Lésions de la muqueuse buccale : diagnostic différentiel
Comment distinguer le lichen plan, la leucoplasie et d'autres lésions blanches de la cavité buccale, et pourquoi la classification OMS des désordres potentiellement malins change l'approche clinique.
Les lésions blanches de la muqueuse buccale représentent l'un des défis diagnostiques les plus fréquents dans la pratique quotidienne, car des affections très différentes les unes des autres — de la simple kératose de friction à des désordres avec un réel potentiel de transformation maligne — peuvent se présenter avec un aspect clinique similaire. Le parcours diagnostique correct commence toujours par l'exclusion des causes connues : kératose de friction mécanique, kératose tabagique, leucœdème, nævus spongieux blanc, candidose. Ce n'est qu'après avoir exclu ces entités, en retirant l'éventuel facteur causal identifiable ou par examen histologique, qu'un diagnostic de leucoplasie ou de lichen plan peut être posé.

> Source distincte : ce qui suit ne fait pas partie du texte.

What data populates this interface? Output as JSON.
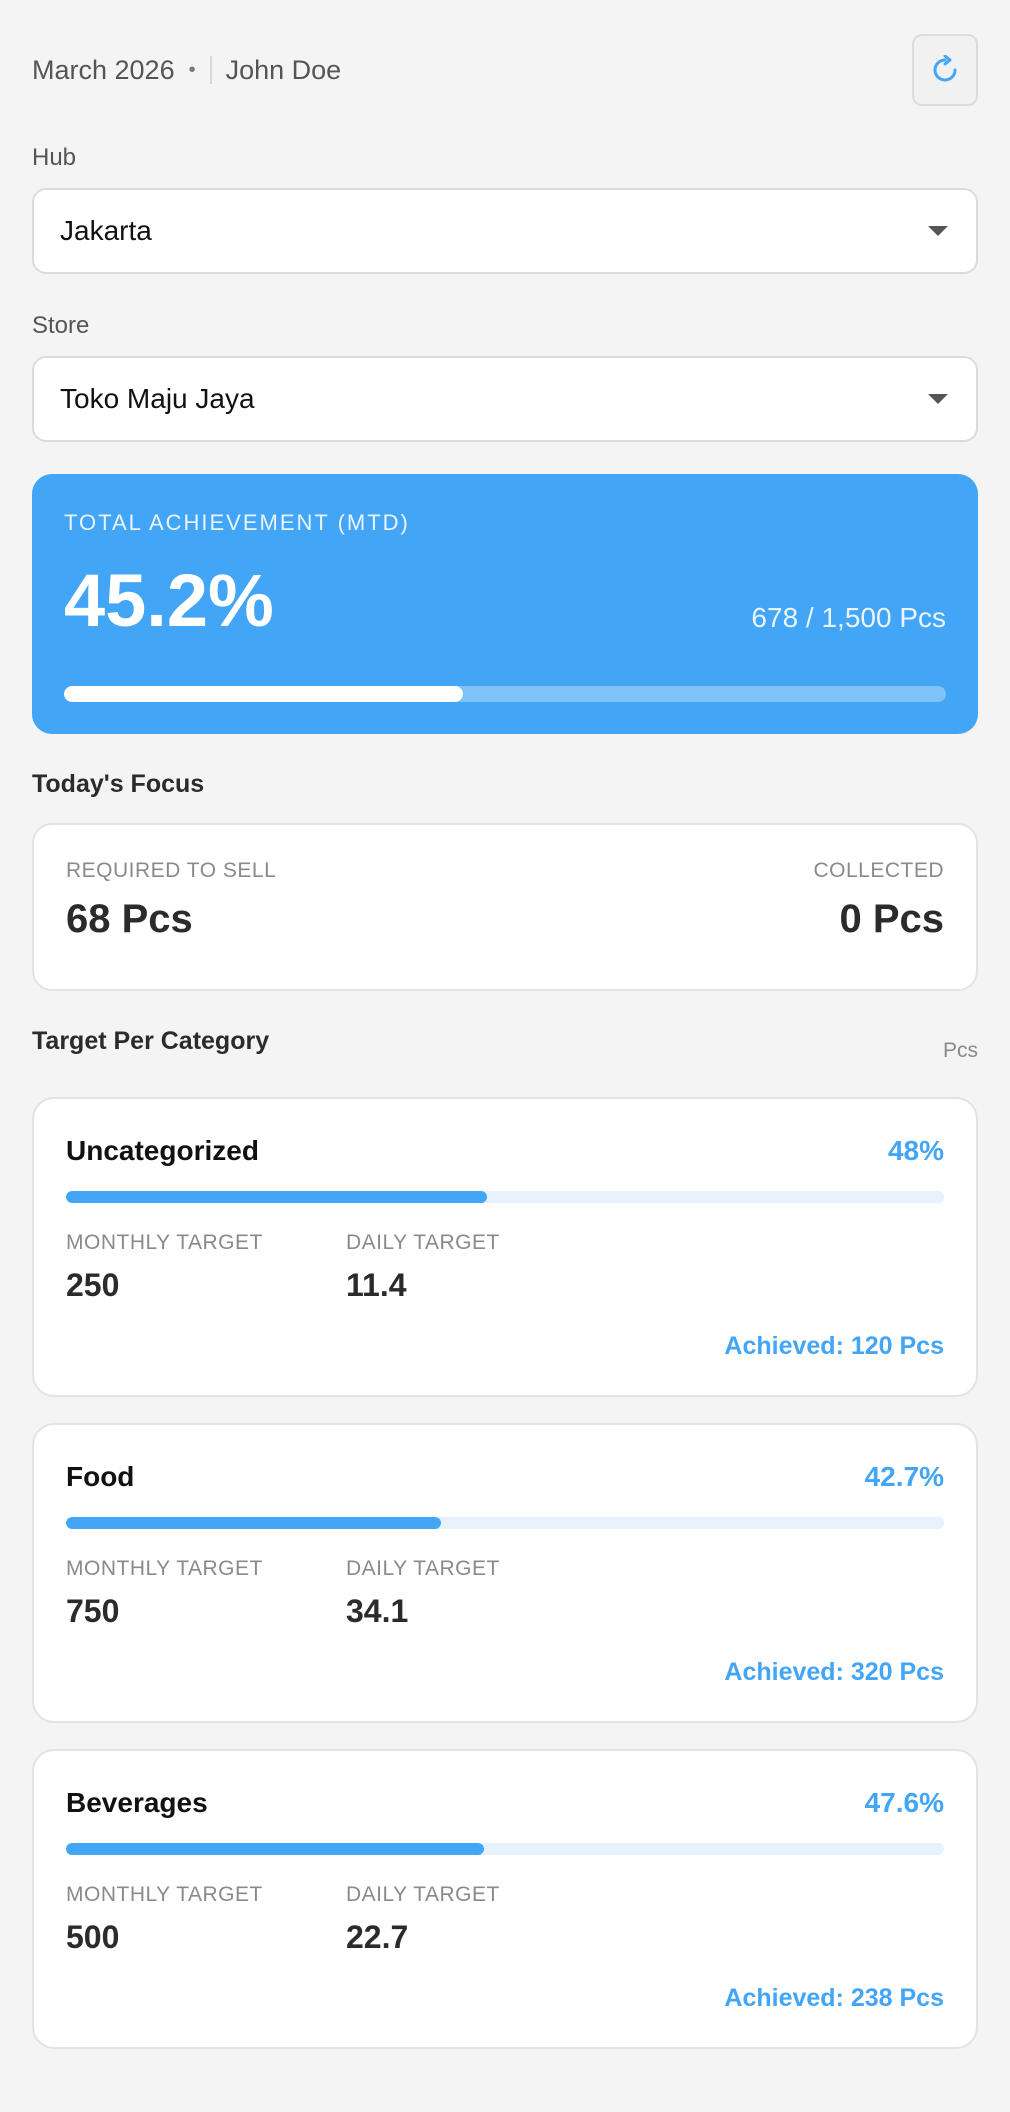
{
  "header": {
    "period": "March 2026",
    "separator": "•",
    "user": "John Doe"
  },
  "filters": {
    "hub": {
      "label": "Hub",
      "value": "Jakarta"
    },
    "store": {
      "label": "Store",
      "value": "Toko Maju Jaya"
    }
  },
  "achievement": {
    "title": "TOTAL ACHIEVEMENT (MTD)",
    "percent_label": "45.2%",
    "progress_fraction": 0.452,
    "count_label": "678 / 1,500 Pcs"
  },
  "focus": {
    "title": "Today's Focus",
    "required_label": "REQUIRED TO SELL",
    "required_value": "68 Pcs",
    "collected_label": "COLLECTED",
    "collected_value": "0 Pcs"
  },
  "categories_section": {
    "title": "Target Per Category",
    "unit": "Pcs",
    "monthly_label": "MONTHLY TARGET",
    "daily_label": "DAILY TARGET"
  },
  "categories": [
    {
      "name": "Uncategorized",
      "percent_label": "48%",
      "progress_fraction": 0.48,
      "monthly": "250",
      "daily": "11.4",
      "achieved": "Achieved: 120 Pcs"
    },
    {
      "name": "Food",
      "percent_label": "42.7%",
      "progress_fraction": 0.427,
      "monthly": "750",
      "daily": "34.1",
      "achieved": "Achieved: 320 Pcs"
    },
    {
      "name": "Beverages",
      "percent_label": "47.6%",
      "progress_fraction": 0.476,
      "monthly": "500",
      "daily": "22.7",
      "achieved": "Achieved: 238 Pcs"
    }
  ],
  "icons": {
    "refresh": "refresh-icon",
    "dropdown": "chevron-down-icon"
  },
  "colors": {
    "accent": "#42a5f5",
    "background": "#f4f4f5"
  }
}
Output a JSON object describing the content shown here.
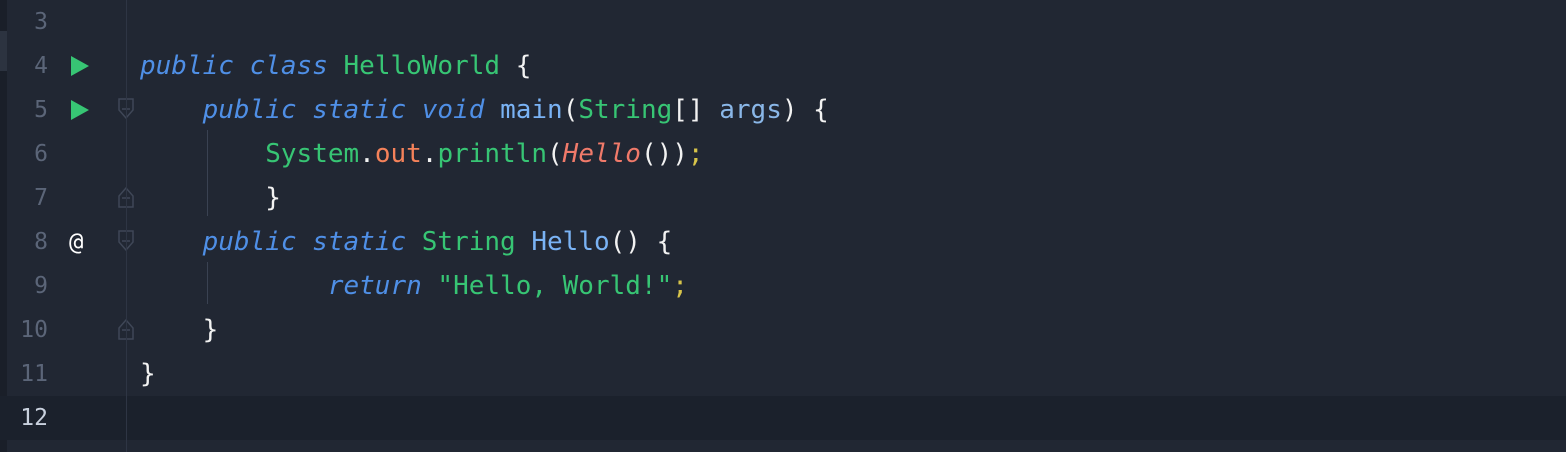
{
  "editor": {
    "colors": {
      "background": "#212733",
      "current_line": "#1b212c",
      "line_number": "#5b6578",
      "keyword": "#4f8fe6",
      "class_name": "#37c574",
      "method": "#7ab3f5",
      "field": "#f5825a",
      "string": "#37c574",
      "run_icon": "#37c574"
    },
    "current_line": 12,
    "lines": [
      {
        "num": "3",
        "tokens": []
      },
      {
        "num": "4",
        "gutter": "run-icon",
        "tokens": [
          {
            "t": "public",
            "c": "kw"
          },
          {
            "t": " "
          },
          {
            "t": "class",
            "c": "kw"
          },
          {
            "t": " "
          },
          {
            "t": "HelloWorld",
            "c": "cls"
          },
          {
            "t": " {",
            "c": "pun"
          }
        ]
      },
      {
        "num": "5",
        "gutter": "run-icon",
        "fold": "open",
        "tokens": [
          {
            "t": "    "
          },
          {
            "t": "public",
            "c": "kw"
          },
          {
            "t": " "
          },
          {
            "t": "static",
            "c": "kw"
          },
          {
            "t": " "
          },
          {
            "t": "void",
            "c": "kw"
          },
          {
            "t": " "
          },
          {
            "t": "main",
            "c": "fn"
          },
          {
            "t": "(",
            "c": "pun"
          },
          {
            "t": "String",
            "c": "cls"
          },
          {
            "t": "[] ",
            "c": "pun"
          },
          {
            "t": "args",
            "c": "var"
          },
          {
            "t": ") {",
            "c": "pun"
          }
        ]
      },
      {
        "num": "6",
        "tokens": [
          {
            "t": "        "
          },
          {
            "t": "System",
            "c": "cls"
          },
          {
            "t": ".",
            "c": "pun"
          },
          {
            "t": "out",
            "c": "fld"
          },
          {
            "t": ".",
            "c": "pun"
          },
          {
            "t": "println",
            "c": "cls"
          },
          {
            "t": "(",
            "c": "pun"
          },
          {
            "t": "Hello",
            "c": "call"
          },
          {
            "t": "())",
            "c": "pun"
          },
          {
            "t": ";",
            "c": "semi"
          }
        ]
      },
      {
        "num": "7",
        "fold": "close",
        "tokens": [
          {
            "t": "        "
          },
          {
            "t": "}",
            "c": "pun"
          }
        ]
      },
      {
        "num": "8",
        "gutter": "@",
        "fold": "open",
        "tokens": [
          {
            "t": "    "
          },
          {
            "t": "public",
            "c": "kw"
          },
          {
            "t": " "
          },
          {
            "t": "static",
            "c": "kw"
          },
          {
            "t": " "
          },
          {
            "t": "String",
            "c": "cls"
          },
          {
            "t": " "
          },
          {
            "t": "Hello",
            "c": "fn"
          },
          {
            "t": "() {",
            "c": "pun"
          }
        ]
      },
      {
        "num": "9",
        "tokens": [
          {
            "t": "            "
          },
          {
            "t": "return",
            "c": "kw"
          },
          {
            "t": " "
          },
          {
            "t": "\"Hello, World!\"",
            "c": "str"
          },
          {
            "t": ";",
            "c": "semi"
          }
        ]
      },
      {
        "num": "10",
        "fold": "close",
        "tokens": [
          {
            "t": "    "
          },
          {
            "t": "}",
            "c": "pun"
          }
        ]
      },
      {
        "num": "11",
        "tokens": [
          {
            "t": "}",
            "c": "pun"
          }
        ]
      },
      {
        "num": "12",
        "tokens": []
      }
    ]
  }
}
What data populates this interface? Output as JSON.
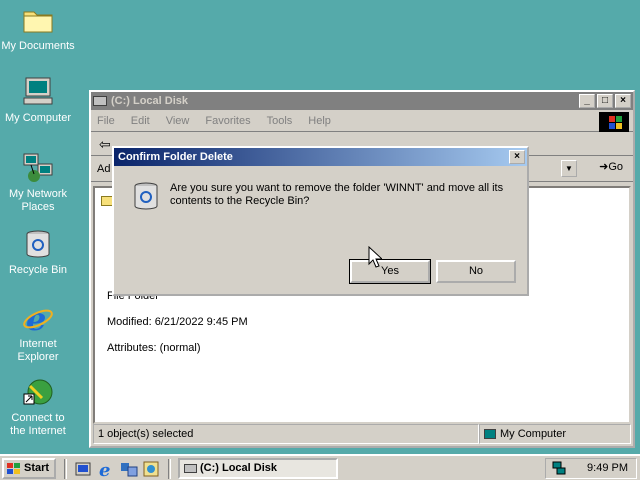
{
  "desktop": {
    "icons": [
      {
        "label": "My Documents",
        "icon": "folder-icon"
      },
      {
        "label": "My Computer",
        "icon": "computer-icon"
      },
      {
        "label_line1": "My Network",
        "label_line2": "Places",
        "icon": "network-icon"
      },
      {
        "label": "Recycle Bin",
        "icon": "recycle-bin-icon"
      },
      {
        "label_line1": "Internet",
        "label_line2": "Explorer",
        "icon": "ie-icon"
      },
      {
        "label_line1": "Connect to",
        "label_line2": "the Internet",
        "icon": "connect-icon"
      }
    ]
  },
  "explorer": {
    "title": "(C:) Local Disk",
    "menu": [
      "File",
      "Edit",
      "View",
      "Favorites",
      "Tools",
      "Help"
    ],
    "address_label": "Ad",
    "go_label": "Go",
    "details": {
      "type": "File Folder",
      "modified": "Modified: 6/21/2022 9:45 PM",
      "attributes": "Attributes: (normal)"
    },
    "status_selected": "1 object(s) selected",
    "status_zone": "My Computer"
  },
  "dialog": {
    "title": "Confirm Folder Delete",
    "message": "Are you sure you want to remove the folder 'WINNT' and move all its contents to the Recycle Bin?",
    "yes_label": "Yes",
    "no_label": "No"
  },
  "taskbar": {
    "start_label": "Start",
    "task_label": "(C:) Local Disk",
    "clock": "9:49 PM"
  },
  "colors": {
    "desktop": "#55aaaa",
    "active_title": "#0a246a",
    "inactive_title": "#808080",
    "face": "#d4d0c8"
  }
}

Le lichen plan buccal se présente sous différentes formes cliniques, dont la forme réticulaire est la plus courante : un entrelacs de striures kératosiques blanchâtres, appelées striures de Wickham, généralement bilatérales et localisées sur la muqueuse jugale. D'autres formes incluent la forme en plaque — pouvant ressembler à la leucoplasie mais s'en distinguant par sa distribution multifocale — et les formes atrophico-érosives, symptomatiques, se manifestant par des zones érythémateuses et ulcérées entourées de striures réticulaires et pouvant être confondues avec d'autres pathologies vésiculo-érosives comme la pemphigoïde des muqueuses ou le pemphigus vulgaire.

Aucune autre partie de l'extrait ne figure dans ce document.